Окончив семинарию с магистерской степенью, сопротивляясь давлению матери, настаивавшей, чтобы он подыскал себе приход, Гёльдерлин смог зацепиться в литературных кругах Йены. Отрывок из его романа «Гиперион», над которым он тогда трудился, опубликовали в журнале, который издавал Шиллер; с самим Шиллером у Гёльдерлина установились почти братские отношения. Поначалу Шиллер относился к этой своей роли вполне тепло и давал Гёльдерлину советы по стихосложению – избегать больших философских тем, что примечательно, – которыми Гёльдерлин пренебрегал. На самом же деле Гёльдерлин искал более непростых и, несомненно, эдиповых отношений с более старшим человеком, которые Шиллеру не были нужны. «Я иногда втайне противлюсь твоему гению, защищая от него свою свободу», – откровенничал Гёльдерлин, и Шиллер в конце концов перестал отвечать ему на письма[69].

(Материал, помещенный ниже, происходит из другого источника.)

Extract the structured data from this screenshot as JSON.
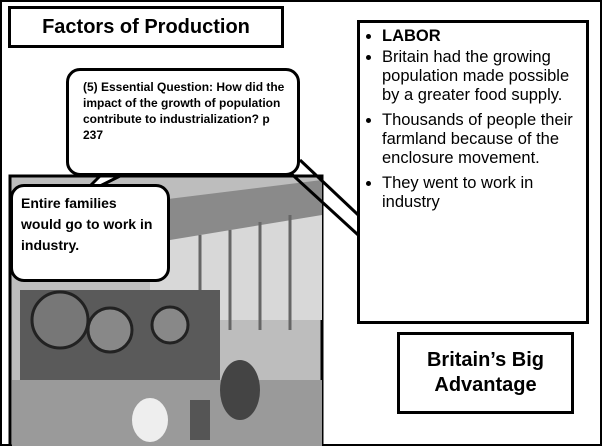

В поисках заработка Гёльдерлин взялся наниматься гувернером с проживанием в дома к состоятельным семьям. Ни один его наем не длился долго – у Гёльдерлина не складывались отношения с детьми, – но второе его место работы, у почтенной франкфуртской семьи, решительно изменило его жизнь. Он влюбился в жену своего работодателя Сюзетт Гонтар, а она – в него. Вынужденный уволиться, Гёльдерлин некоторое время продолжал тайно встречаться с Сюзетт. Однако в 1802 году в тридцать четыре года она подхватила туберкулез и умерла.

Любовные связи между целеустремленными, но нищими юными интеллектуалами и оставленными без внимания женами предпринимателей – вездесущий сюжет романтической беллетристики XIX века. Первый биограф Гёльдерлина Вильгельм Вайблингер изо всех сил постарался встроить Гёльдерлина и Сюзетт в ту же канву: Сюзетт, «молодая женщина… с порывистой душой и пылким, живым нравом», «возгорелась в высшей степени» от «галантности и достоинства [Гёльдерлина], его прекрасных глаз, его молодости, его необычайной проницательности и выдающегося таланта», а также от его умения музицировать и вести беседу[70]. Действительность же выходила за пределы литературных шаблонов. Письма Сюзетт к Гёльдерлину сохранились до наших дней, а также несколько его писем к ней. У читателя этих писем, говорит в биографии 1988 года Дэвид Константин, «сопереживание постоянно смещено в особую печаль и ярость, какая наступает, если наблюдать, как наносится непоправимый ущерб». «Несостоявшиеся отношения Гёльдерлина с Сюзетт Гонтар можно уверенно именовать трагедией»[71].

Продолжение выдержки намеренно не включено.